Contra el ébola

No cabe duda de que el rescate del misionero Miguel Pajares, enfermo de ébola en Liberia, fue un auténtico despliegue de eficacia y de tecnología. Avión medicalizado, aislamiento total, militares y personal sanitario protegidos contra la menor posibilidad de contagio y un hospital preparado –aunque fuera con cierta urgencia– para acoger a ese pobre hombre aquejado de una enfermedad tan peligrosa. Todo carísimo y eficientísimo, una demostración del poderío occidental.

Como ciudadana española no me siento orgullosa de semejante hazaña.

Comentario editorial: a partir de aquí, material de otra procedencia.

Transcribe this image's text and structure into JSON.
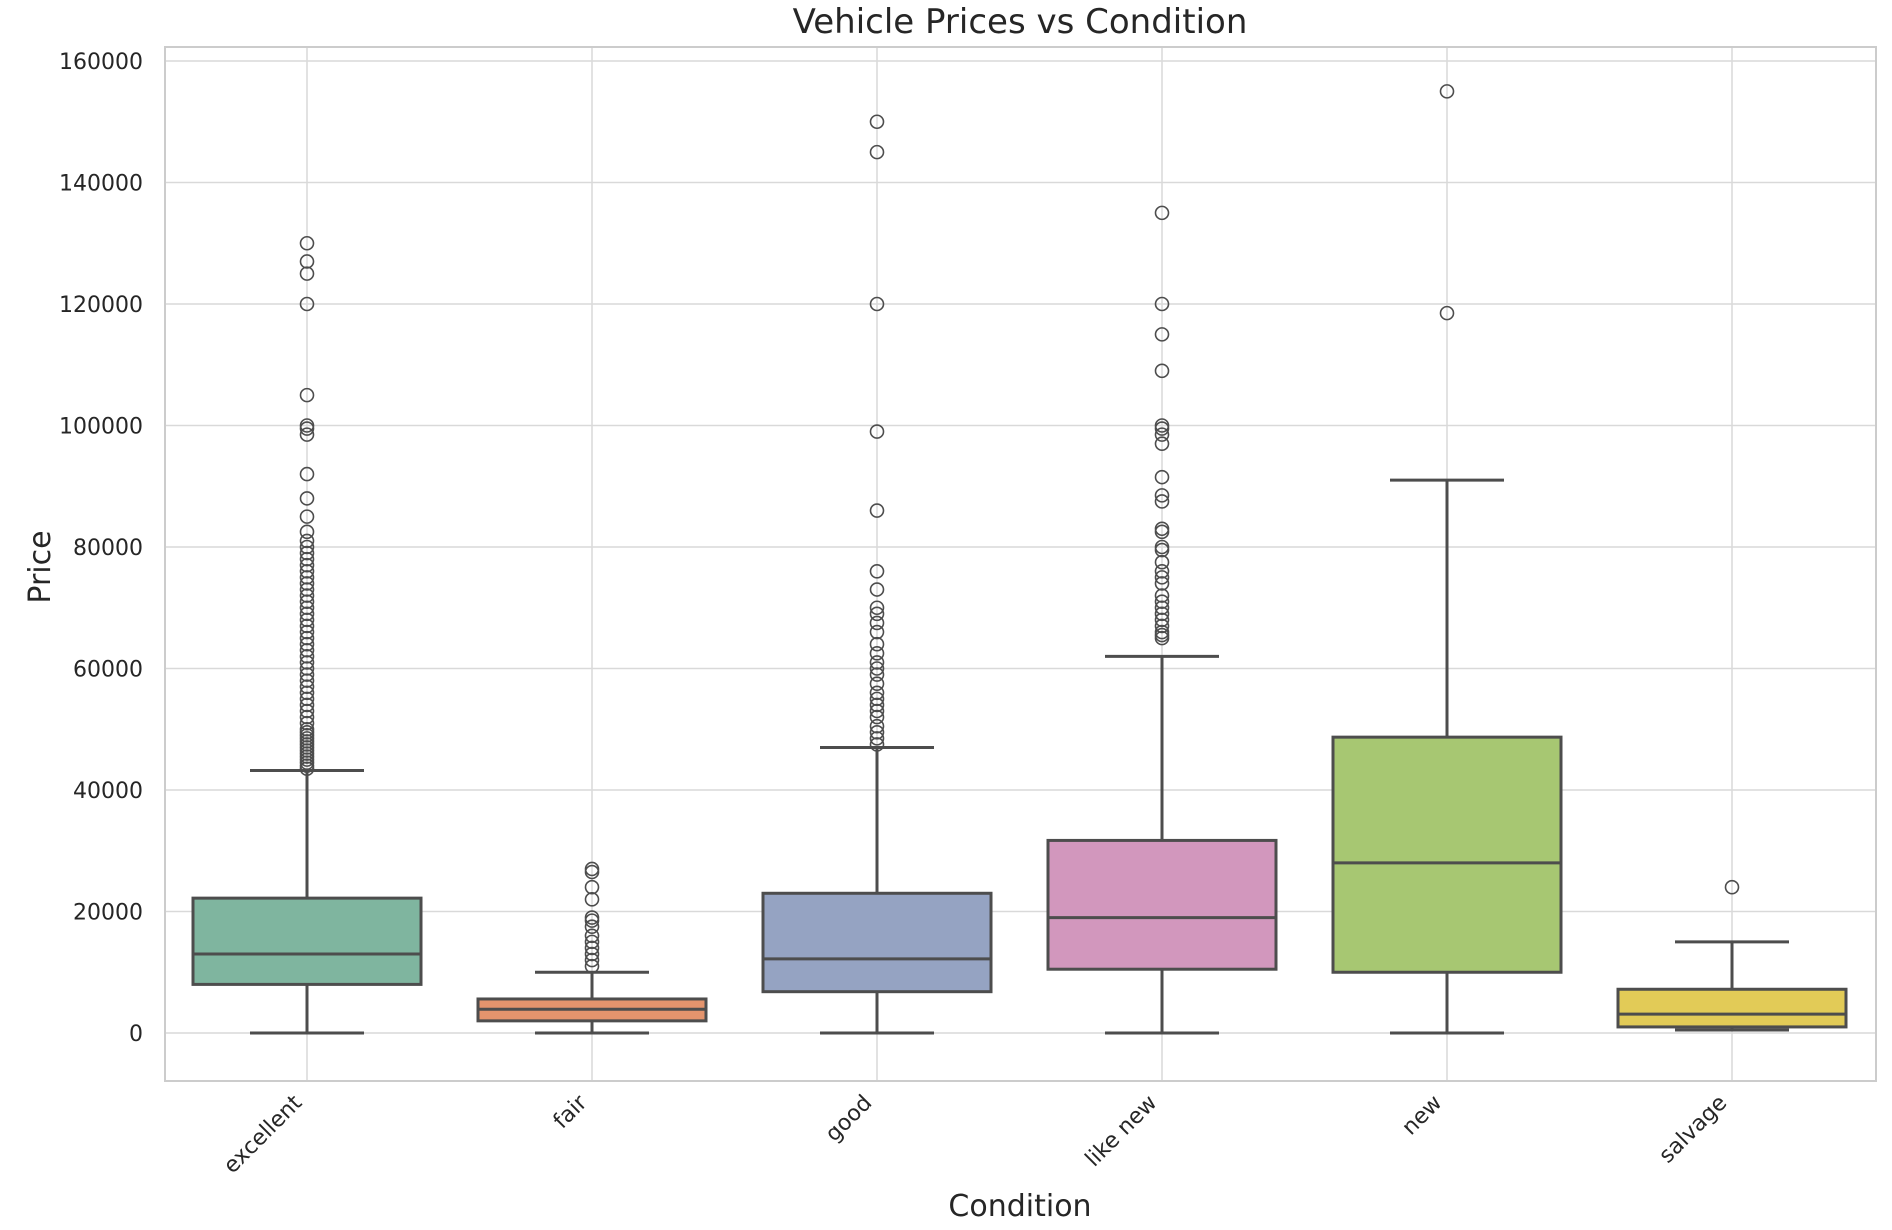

Pienso en cambio en esos miles de enfermos de varios países africanos abandonados a su suerte, sufriendo una epidemia terrible en las mismas condiciones en que los europeos de hace siglos sufrían la peste: sin recursos para evitar el contagio y sin medicinas que alivien al menos los peores síntomas. Es más, las imágenes del traslado del misionero me dan vergüenza. Y creo que él mismo, de haber sobrevivido a su enfermedad, se habría sentido abochornado del costoso espectáculo montado para traerle a morir a España.

Esas imágenes se me mezclan con las del maltrato a los inmigrantes en Melilla

Esas imágenes se me mezclan con otras que nos acompañan desde hace meses: el maltrato que España y Marruecos están dando a los inmigrantes subsaharianos que intentan atravesar la valla de Melilla, uno más de los muchos muros vergonzantes que la humanidad ha levantado a lo largo de su historia. Más vergonzante aún que otros porque, en este caso, lo que separa ese muro es a los ricos de los pobres.

Llevamos demasiado tiempo soportando esas imágenes insoportables: gentes que han padecido lo indescriptible para alcanzar este “paraíso” y que se ven tratadas como ratas por las fuerzas de seguridad marroquíes y españolas (bajo órdenes de ambos gobiernos, por supuesto).

Algunos intentan desacreditarnos a quienes creemos que hay otras maneras de comportarse con los seres humanos más desfavorecidos y otras formas de hacer política que faciliten la democratización y la salida del continente africano de la pobreza. Ya basta de encogernos de hombros y decirnos los unos a los otros que no se puede hacer nada. Sólo la rebeldía frente a lo establecido cambia el mundo. Y si no, que se lo pregunten a Jesús, que se alzó contra la tradición judía y la ley romana. Sospecho que Miguel Pajares, que predicaba la palabra de Cristo, me habría dado la razón de haber podido.